Up there, remote from Coats’s ears, Walsh deplored:
“Somethin’ must ’a’ rattled loose in your head, Lefty, you tyin’ into Sam that way. A wonder he didn’t turn the smoke on you, instead a’ just the gas.”
“I guess it is,” Byrne agreed moodily. “But there’s a limit to what a guy can take, Jim. He shouldn’t ‘a’ brought in the Kid — that’s all. I think he’s beginning to see it that way himself.”
“Yeah; he’ll be all right now,” Walsh opined. “All you got to do is tell him you changed your mind about jumpin’ the racket, and everything’ll be hotsy-totsy again. That was his main grouch — don’t you see it? He’s short-handed now, the way things are openin’ up.”
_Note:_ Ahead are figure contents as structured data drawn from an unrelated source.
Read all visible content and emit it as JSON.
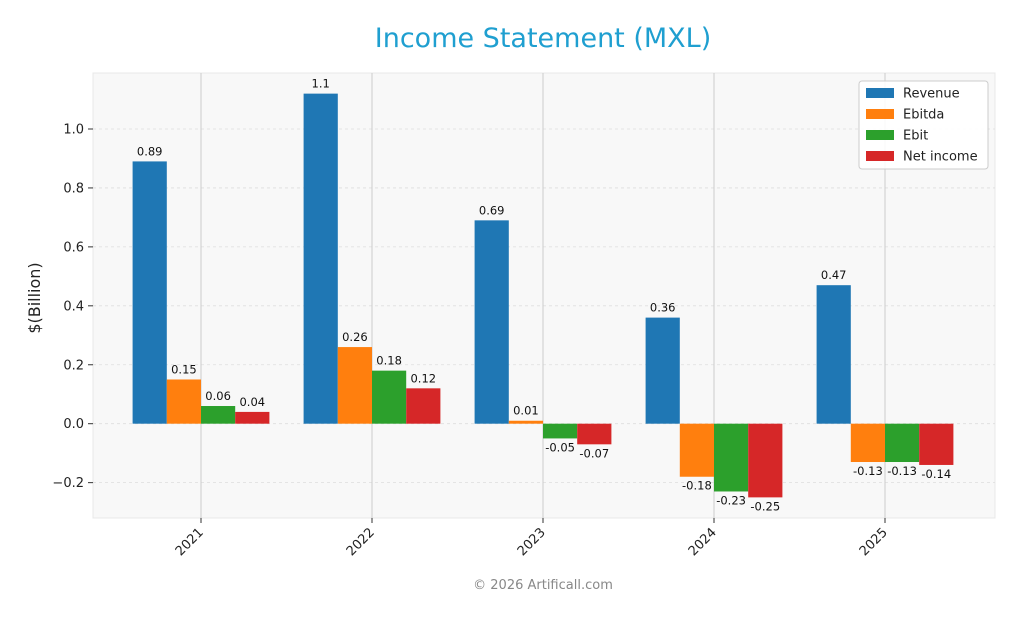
{
  "chart_data": {
    "type": "bar",
    "title": "Income Statement (MXL)",
    "ylabel": "$(Billion)",
    "xlabel": "",
    "categories": [
      "2021",
      "2022",
      "2023",
      "2024",
      "2025"
    ],
    "series": [
      {
        "name": "Revenue",
        "color": "#1f77b4",
        "values": [
          0.89,
          1.12,
          0.69,
          0.36,
          0.47
        ],
        "labels": [
          "0.89",
          "1.1",
          "0.69",
          "0.36",
          "0.47"
        ]
      },
      {
        "name": "Ebitda",
        "color": "#ff7f0e",
        "values": [
          0.15,
          0.26,
          0.01,
          -0.18,
          -0.13
        ],
        "labels": [
          "0.15",
          "0.26",
          "0.01",
          "-0.18",
          "-0.13"
        ]
      },
      {
        "name": "Ebit",
        "color": "#2ca02c",
        "values": [
          0.06,
          0.18,
          -0.05,
          -0.23,
          -0.13
        ],
        "labels": [
          "0.06",
          "0.18",
          "-0.05",
          "-0.23",
          "-0.13"
        ]
      },
      {
        "name": "Net income",
        "color": "#d62728",
        "values": [
          0.04,
          0.12,
          -0.07,
          -0.25,
          -0.14
        ],
        "labels": [
          "0.04",
          "0.12",
          "-0.07",
          "-0.25",
          "-0.14"
        ]
      }
    ],
    "ylim": [
      -0.32,
      1.19
    ],
    "yticks": [
      -0.2,
      0.0,
      0.2,
      0.4,
      0.6,
      0.8,
      1.0
    ],
    "ytick_labels": [
      "−0.2",
      "0.0",
      "0.2",
      "0.4",
      "0.6",
      "0.8",
      "1.0"
    ],
    "grid": true,
    "legend_position": "top-right"
  },
  "footer": {
    "text": "© 2026 Artificall.com"
  }
}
Another stairway took them out of the powdery precincts of the Beautiful Doll Preparations to the third and uppermost floor of the garage building. The “cell-block,” the mob called that particular department of the Coats ménage. It had been partitioned by bleak walls of hollow tile into half a dozen sleeping rooms, and each was furnished with a good bed and a dresser.
Lefty Byrne walked directly into a cubicle at the rear. That had been “home” to him for the last couple of years — all the home he’d thought he would ever want, until he’d discovered Dorcas.